Aquellos que vivían en los aledaños de la red ferroviaria no tuvieron más
remedio que dejar todos sus enseres en el terraplén. Familias enteras sin
hogar, pobres más pobres y mujeres tristes. Los barrios de San Andrés, San
Pablo, San Juan y Santa Clara quedaron completamente cubiertos de agua.
Los hundimientos eran constantes; tapias y construcciones accesorias se venían
abajo con inusitado estruendo y rapidez, la gente gritó asustada al contemplar
cómo se derrumbaba una casa de dos pisos en una huerta de la calle de Villabáñez
mientras familias enteras de las casas cercanas eran desalojadas por miedo a
consecuencias aún más funestas.
Varios edificios de San Andrés se
desbarataron y el inmenso público que contemplaba el desastre tuvo la dramática
oportunidad de asistir, a las cinco y media de la tarde, en la mismísima
Plaza del Dos de Mayo, al estruendoso hundimiento de la casa que se hallaba
junto al antiguo cauce del Esgueva, detrás de la calle del Doctor Pedro de la
Gasca.
En el hogar de Beneficencia, los
voluntarios lograron poner a salvo a los ancianos que estaban asilados, y, no
menos importante a las Sagradas Formas que guardaban en el interior del centro.
Con todo, los daños ascendieron a más de 40.000 pesetas. En el matadero no
se sacrificaron reses y en la iglesia de San Pedro, para sorpresa y temor de los
fieles, el agua llegaba hasta la escalinata de la entrada. Un gran socavón
se abrió entre la calle de Fructuoso García y la fábrica <<La Arcillera>>,
mientras los vallisoletanos de a pie se esmeraban en poner en práctica toda la
solidaridad posible.
Porque en la ayuda desinteresada, en
el auxilio solidario y en el amparo de los pobres, Valladolid dio toda una
lección al país. La prensa lo ensalzó sin cesar. A muchos se les
veía arrastrar carros, ganados y demás medios de transporte, a cada cual más
rudimentario, para salvar a las víctimas. Las tropas de Intendencia,
sabiamente dirigidas por Mariano Rueda, desalojaron casas, trasladaron muebles y
ajuares y pusieron a resguardo a varias familias.
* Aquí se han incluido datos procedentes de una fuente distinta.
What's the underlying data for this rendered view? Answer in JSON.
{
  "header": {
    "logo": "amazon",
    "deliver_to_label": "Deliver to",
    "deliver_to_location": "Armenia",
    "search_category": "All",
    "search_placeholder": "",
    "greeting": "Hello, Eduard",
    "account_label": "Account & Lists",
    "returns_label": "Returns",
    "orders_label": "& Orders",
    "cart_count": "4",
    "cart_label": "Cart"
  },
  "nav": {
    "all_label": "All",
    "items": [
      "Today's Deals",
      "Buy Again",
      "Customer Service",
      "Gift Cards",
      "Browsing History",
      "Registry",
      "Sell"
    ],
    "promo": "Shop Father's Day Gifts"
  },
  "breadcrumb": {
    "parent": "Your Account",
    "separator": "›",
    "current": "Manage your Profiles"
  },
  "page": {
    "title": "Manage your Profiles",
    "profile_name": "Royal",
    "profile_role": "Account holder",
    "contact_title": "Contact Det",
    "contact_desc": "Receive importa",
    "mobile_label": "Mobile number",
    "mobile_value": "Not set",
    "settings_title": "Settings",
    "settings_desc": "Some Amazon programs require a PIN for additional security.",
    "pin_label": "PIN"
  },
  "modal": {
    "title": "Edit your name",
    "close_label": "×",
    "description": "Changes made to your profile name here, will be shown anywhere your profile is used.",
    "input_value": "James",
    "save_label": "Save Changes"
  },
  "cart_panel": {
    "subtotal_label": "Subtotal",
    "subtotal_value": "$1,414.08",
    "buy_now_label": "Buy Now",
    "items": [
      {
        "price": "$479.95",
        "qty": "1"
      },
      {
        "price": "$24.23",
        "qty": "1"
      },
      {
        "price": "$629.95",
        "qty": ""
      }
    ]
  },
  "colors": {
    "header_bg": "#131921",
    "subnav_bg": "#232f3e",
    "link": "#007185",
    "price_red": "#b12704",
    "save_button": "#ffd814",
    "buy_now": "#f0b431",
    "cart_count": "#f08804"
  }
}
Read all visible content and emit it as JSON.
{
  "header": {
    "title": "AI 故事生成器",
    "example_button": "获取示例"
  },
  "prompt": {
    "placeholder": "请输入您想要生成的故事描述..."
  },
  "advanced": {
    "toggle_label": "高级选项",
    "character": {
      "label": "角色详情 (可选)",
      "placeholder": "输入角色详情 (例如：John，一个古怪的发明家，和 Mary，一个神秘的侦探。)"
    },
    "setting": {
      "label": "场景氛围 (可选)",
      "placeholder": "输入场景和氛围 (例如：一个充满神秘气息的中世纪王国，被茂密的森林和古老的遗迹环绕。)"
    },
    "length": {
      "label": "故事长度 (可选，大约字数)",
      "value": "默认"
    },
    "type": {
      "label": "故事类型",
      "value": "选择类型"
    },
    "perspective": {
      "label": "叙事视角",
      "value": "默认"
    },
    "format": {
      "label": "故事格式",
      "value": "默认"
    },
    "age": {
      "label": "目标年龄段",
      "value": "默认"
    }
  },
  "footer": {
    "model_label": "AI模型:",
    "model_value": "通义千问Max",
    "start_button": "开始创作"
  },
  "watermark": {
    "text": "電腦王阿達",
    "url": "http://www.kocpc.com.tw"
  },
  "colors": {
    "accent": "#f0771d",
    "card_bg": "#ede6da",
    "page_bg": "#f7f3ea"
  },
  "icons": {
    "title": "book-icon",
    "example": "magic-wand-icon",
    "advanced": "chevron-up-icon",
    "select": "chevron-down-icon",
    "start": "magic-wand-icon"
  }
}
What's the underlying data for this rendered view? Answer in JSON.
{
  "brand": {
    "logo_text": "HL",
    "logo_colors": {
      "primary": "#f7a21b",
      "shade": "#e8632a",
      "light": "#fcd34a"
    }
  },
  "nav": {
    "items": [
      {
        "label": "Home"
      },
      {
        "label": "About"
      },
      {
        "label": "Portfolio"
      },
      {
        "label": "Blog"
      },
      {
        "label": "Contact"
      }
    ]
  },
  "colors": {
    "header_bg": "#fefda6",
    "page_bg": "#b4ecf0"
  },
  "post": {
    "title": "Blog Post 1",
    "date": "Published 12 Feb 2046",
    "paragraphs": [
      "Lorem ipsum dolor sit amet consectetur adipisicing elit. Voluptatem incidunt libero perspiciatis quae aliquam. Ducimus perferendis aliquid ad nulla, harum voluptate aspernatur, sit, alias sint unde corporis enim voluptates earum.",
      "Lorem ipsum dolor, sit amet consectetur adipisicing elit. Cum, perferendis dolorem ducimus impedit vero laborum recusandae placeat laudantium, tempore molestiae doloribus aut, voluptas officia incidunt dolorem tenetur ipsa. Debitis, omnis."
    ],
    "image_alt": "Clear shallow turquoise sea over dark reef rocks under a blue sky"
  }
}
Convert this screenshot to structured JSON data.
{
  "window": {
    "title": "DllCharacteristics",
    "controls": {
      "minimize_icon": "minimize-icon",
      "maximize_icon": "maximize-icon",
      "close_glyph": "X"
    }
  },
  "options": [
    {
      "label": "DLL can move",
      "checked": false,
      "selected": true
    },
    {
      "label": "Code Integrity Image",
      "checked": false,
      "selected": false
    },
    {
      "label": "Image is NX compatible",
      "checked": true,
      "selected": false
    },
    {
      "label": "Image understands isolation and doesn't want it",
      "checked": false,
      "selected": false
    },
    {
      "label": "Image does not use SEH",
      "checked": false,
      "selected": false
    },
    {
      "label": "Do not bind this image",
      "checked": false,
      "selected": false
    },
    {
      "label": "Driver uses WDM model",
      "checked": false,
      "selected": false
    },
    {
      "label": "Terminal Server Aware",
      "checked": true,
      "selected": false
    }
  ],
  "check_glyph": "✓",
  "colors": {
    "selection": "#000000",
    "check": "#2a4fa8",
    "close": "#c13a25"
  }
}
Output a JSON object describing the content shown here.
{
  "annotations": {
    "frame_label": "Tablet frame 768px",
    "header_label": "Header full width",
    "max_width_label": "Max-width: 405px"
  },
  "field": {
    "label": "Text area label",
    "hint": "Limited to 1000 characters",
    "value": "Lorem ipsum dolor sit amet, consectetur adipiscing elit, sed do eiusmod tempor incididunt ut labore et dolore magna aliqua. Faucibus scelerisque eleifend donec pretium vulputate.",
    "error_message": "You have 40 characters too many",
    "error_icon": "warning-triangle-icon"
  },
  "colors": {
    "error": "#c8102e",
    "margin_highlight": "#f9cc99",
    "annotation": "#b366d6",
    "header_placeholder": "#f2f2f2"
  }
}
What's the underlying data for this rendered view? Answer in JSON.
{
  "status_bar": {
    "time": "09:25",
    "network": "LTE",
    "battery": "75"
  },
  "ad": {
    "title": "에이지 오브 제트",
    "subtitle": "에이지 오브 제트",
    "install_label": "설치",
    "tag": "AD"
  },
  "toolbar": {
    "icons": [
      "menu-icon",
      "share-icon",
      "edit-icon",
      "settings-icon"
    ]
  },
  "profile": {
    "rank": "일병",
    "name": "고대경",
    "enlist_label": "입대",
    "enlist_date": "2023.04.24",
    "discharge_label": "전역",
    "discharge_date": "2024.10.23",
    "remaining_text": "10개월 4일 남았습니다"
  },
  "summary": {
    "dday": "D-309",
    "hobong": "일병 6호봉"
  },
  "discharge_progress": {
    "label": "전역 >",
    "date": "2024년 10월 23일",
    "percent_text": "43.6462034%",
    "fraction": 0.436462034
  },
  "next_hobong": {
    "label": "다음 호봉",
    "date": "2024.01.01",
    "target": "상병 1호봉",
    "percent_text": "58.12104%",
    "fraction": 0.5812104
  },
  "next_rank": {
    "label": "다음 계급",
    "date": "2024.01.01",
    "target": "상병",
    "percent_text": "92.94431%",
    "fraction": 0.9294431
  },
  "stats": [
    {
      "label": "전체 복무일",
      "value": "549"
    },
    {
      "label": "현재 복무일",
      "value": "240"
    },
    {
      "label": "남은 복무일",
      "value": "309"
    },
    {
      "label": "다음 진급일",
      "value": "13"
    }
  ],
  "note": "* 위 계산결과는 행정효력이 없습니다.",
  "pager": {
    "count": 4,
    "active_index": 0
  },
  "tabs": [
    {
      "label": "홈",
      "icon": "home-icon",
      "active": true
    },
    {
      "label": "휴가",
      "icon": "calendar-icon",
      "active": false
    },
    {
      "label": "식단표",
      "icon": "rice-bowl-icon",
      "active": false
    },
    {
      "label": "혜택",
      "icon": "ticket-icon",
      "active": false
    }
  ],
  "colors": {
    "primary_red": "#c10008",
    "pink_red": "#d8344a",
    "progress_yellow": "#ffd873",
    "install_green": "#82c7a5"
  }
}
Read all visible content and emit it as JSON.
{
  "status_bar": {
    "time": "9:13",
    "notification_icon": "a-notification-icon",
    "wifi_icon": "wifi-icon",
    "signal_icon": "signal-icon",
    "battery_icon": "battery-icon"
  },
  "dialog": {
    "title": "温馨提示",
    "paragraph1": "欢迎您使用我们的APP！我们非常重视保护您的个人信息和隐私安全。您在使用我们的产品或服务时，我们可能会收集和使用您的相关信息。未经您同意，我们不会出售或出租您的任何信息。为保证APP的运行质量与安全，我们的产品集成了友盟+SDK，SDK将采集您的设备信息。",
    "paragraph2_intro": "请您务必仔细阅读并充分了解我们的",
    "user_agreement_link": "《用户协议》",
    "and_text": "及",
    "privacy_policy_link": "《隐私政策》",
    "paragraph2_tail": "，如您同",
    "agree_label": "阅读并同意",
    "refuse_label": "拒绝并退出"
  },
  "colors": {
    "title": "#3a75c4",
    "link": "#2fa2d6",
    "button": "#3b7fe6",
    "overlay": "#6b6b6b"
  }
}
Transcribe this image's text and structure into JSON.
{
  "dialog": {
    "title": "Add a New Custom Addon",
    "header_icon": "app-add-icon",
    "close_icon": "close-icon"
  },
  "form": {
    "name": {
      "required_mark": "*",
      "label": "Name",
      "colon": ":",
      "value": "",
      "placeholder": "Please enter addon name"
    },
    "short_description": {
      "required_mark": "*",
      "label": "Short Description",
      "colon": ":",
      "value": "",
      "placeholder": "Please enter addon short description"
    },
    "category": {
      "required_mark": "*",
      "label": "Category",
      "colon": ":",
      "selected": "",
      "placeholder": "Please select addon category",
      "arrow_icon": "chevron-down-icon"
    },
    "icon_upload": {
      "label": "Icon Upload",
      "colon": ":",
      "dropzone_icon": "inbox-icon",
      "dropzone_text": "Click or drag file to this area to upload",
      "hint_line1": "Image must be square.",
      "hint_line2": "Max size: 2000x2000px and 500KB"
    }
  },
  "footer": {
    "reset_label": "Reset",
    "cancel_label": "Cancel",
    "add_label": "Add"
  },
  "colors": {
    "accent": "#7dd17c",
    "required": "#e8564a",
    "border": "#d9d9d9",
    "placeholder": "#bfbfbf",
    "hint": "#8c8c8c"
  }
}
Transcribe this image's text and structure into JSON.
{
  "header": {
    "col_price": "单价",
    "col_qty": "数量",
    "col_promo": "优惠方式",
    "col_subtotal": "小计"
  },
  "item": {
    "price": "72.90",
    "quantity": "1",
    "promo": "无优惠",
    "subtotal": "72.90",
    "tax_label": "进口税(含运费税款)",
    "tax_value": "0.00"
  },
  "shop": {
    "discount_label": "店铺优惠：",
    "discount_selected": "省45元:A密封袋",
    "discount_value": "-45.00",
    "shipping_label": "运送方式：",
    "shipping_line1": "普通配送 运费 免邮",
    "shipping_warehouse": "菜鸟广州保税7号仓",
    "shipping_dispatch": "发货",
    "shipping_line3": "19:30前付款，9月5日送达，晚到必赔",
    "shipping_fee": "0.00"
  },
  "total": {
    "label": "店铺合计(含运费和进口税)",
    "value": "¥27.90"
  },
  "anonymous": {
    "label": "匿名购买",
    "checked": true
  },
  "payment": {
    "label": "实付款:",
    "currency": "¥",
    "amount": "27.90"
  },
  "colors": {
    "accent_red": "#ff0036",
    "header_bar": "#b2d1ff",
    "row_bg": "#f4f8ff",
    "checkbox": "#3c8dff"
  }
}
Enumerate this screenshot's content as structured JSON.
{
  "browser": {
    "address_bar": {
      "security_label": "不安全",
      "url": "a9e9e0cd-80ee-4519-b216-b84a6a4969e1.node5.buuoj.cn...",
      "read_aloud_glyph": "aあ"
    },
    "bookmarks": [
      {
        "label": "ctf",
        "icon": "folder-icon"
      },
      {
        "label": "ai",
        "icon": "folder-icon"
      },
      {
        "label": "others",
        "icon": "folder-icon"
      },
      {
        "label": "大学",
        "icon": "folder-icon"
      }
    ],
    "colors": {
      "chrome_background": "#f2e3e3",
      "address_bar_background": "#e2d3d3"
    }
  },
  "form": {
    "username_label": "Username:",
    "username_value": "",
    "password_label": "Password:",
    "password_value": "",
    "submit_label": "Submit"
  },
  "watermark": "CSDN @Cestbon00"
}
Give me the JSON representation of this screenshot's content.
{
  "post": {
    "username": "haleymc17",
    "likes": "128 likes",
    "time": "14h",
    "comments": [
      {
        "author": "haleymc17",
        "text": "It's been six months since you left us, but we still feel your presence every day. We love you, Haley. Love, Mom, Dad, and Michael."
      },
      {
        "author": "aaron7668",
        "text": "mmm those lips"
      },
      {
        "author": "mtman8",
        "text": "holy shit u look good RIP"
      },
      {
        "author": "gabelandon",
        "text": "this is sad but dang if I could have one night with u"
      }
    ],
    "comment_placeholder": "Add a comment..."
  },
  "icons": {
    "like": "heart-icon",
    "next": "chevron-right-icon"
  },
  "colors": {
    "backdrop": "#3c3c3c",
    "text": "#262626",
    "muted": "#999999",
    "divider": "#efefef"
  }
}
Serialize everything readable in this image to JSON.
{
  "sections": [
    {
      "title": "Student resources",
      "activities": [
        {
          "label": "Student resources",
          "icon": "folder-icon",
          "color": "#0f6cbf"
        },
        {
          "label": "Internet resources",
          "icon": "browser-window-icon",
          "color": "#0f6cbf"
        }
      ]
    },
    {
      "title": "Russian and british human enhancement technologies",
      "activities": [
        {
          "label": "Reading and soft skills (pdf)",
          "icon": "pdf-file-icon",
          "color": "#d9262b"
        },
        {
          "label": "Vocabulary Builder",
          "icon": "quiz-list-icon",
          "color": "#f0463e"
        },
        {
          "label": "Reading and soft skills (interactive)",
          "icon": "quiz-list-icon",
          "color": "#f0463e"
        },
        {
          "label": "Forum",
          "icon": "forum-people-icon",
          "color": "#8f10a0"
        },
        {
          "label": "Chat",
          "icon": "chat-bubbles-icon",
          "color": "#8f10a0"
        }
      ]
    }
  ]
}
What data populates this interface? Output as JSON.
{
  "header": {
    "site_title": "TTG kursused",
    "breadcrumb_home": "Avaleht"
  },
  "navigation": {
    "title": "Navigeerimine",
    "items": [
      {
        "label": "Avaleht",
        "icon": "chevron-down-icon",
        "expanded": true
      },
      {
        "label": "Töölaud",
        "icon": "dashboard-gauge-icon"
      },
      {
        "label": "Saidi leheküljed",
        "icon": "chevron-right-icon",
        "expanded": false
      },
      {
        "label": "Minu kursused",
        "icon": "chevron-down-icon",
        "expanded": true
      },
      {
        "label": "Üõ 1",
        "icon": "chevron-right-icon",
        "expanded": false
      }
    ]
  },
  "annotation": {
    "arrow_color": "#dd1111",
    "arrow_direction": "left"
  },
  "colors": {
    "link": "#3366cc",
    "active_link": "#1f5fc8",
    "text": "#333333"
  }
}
Tampoco se quedaron
atrás los regimientos de Artilería, al mando de los cuales estaba el teniente
coronel Manuel de la Cruz, ni tampoco la Guardia Civil y el cuerpo de Seguridad
y Vigilancia Municipal. Todos a una arrimaron el hombro y salvaron la
situación.
Alabanzas
La Cruz Roja se ganó su pequeño pero brillante espacio de gratitud
y éxito en las páginas de los diarios locales, y todos alabaron el buen hacer
del delegado Mariano Fernández, esforzado benefactor que llenó los barrios de
puestos de socorro. De los bomberos se resaltó su profesionalidad y
eficacia más allá de lo que les daba de sí el exiguo material que portaban, y de
los obreros municipales se estampó una bonita imagen en la que acarreaban
material y barcos. ¿Y qué decir de la pericia de la buena gente? El
ingenio no estuvo ausente y para pasar de la calle de la Salud a la de San
Isidro, los más avispados colocaron un enorme tablón por donde millares de
personas cruzaron sin parar durante todo el día. Las colas en uno y otro
lado se hicieron enormes.
Cuando llegó el día 30, el tiempo se
calmó y se hizo recuento de los daños. Valladolid entero respiró aliviado
pero volvió a maldecir, como el Quevedo de los viejos tiempos, a ese Esgueva
maloliente que les había arrebatado casas, enseres, ajuares y bienestar.